In patients receiving verapamil, treatment with HMG-CoA reductase inhibitors (i.e. simvastatin/lovastatin) should be started at the lowest possible doses and increased thereafter. If it is necessary to prescribe verapamil to patients already receiving HMG-CoA reductase inhibitors, it is necessary to review and reduce their doses in accordance with the concentration of cholesterol in the blood serum. Similar tactics should be followed when concomitantly prescribing verapamil with atorvastatin (although there is no clinical data confirming the interaction of verapamil and atorvastatin), since pharmacokinetic studies are clearly known to confirm that verapamil had a similar effect on the level of atorvastatin.

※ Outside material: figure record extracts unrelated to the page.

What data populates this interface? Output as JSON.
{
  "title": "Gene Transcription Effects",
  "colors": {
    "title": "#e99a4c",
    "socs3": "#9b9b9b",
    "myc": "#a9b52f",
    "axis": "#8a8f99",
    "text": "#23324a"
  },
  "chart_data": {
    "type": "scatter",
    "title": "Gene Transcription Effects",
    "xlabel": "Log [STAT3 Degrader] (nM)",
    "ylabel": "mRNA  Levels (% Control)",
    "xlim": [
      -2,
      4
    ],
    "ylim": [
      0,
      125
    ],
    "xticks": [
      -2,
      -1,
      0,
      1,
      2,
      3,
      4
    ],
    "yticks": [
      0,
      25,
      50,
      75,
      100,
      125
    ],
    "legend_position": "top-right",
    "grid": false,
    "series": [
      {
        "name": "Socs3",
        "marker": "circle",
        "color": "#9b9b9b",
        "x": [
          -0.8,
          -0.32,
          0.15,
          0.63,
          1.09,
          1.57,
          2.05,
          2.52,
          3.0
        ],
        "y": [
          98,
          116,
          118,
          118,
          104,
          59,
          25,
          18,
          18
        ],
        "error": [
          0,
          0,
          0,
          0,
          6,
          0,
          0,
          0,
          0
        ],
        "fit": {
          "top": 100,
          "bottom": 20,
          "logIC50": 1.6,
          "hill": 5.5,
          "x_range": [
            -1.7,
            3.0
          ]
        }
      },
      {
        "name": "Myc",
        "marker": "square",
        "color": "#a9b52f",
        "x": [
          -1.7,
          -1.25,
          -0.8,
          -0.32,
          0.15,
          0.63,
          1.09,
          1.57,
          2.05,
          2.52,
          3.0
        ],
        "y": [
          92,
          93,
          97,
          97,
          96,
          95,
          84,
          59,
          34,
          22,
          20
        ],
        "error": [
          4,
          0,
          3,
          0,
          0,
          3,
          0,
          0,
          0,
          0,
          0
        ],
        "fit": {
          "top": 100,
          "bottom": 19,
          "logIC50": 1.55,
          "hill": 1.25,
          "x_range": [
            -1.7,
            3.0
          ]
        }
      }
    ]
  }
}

Fluvastatin, pravastatin and rosuvastatin are not metabolized by CYP3A4 isoenzymes, so their interaction with verapamil is least likely.

Precautionary measures

Impact on the ability to drive a car and operate machinery

Treatment of arterial hypertension with Isoptin CP 240 requires regular medical supervision. Depending on the individual's response to treatment, the patient's ability to drive or use machinery may be reduced. This is especially important in the initial period of treatment when transferring from one drug to another and taking it in combination with alcohol.

Release form

extended-release film-coated tablets 240 mg

10, 15 or 20 tablets per blister made of PVC/PVDC/AL foil. 1, 2, 3, 5 or 10 blisters along with instructions for use in a cardboard box.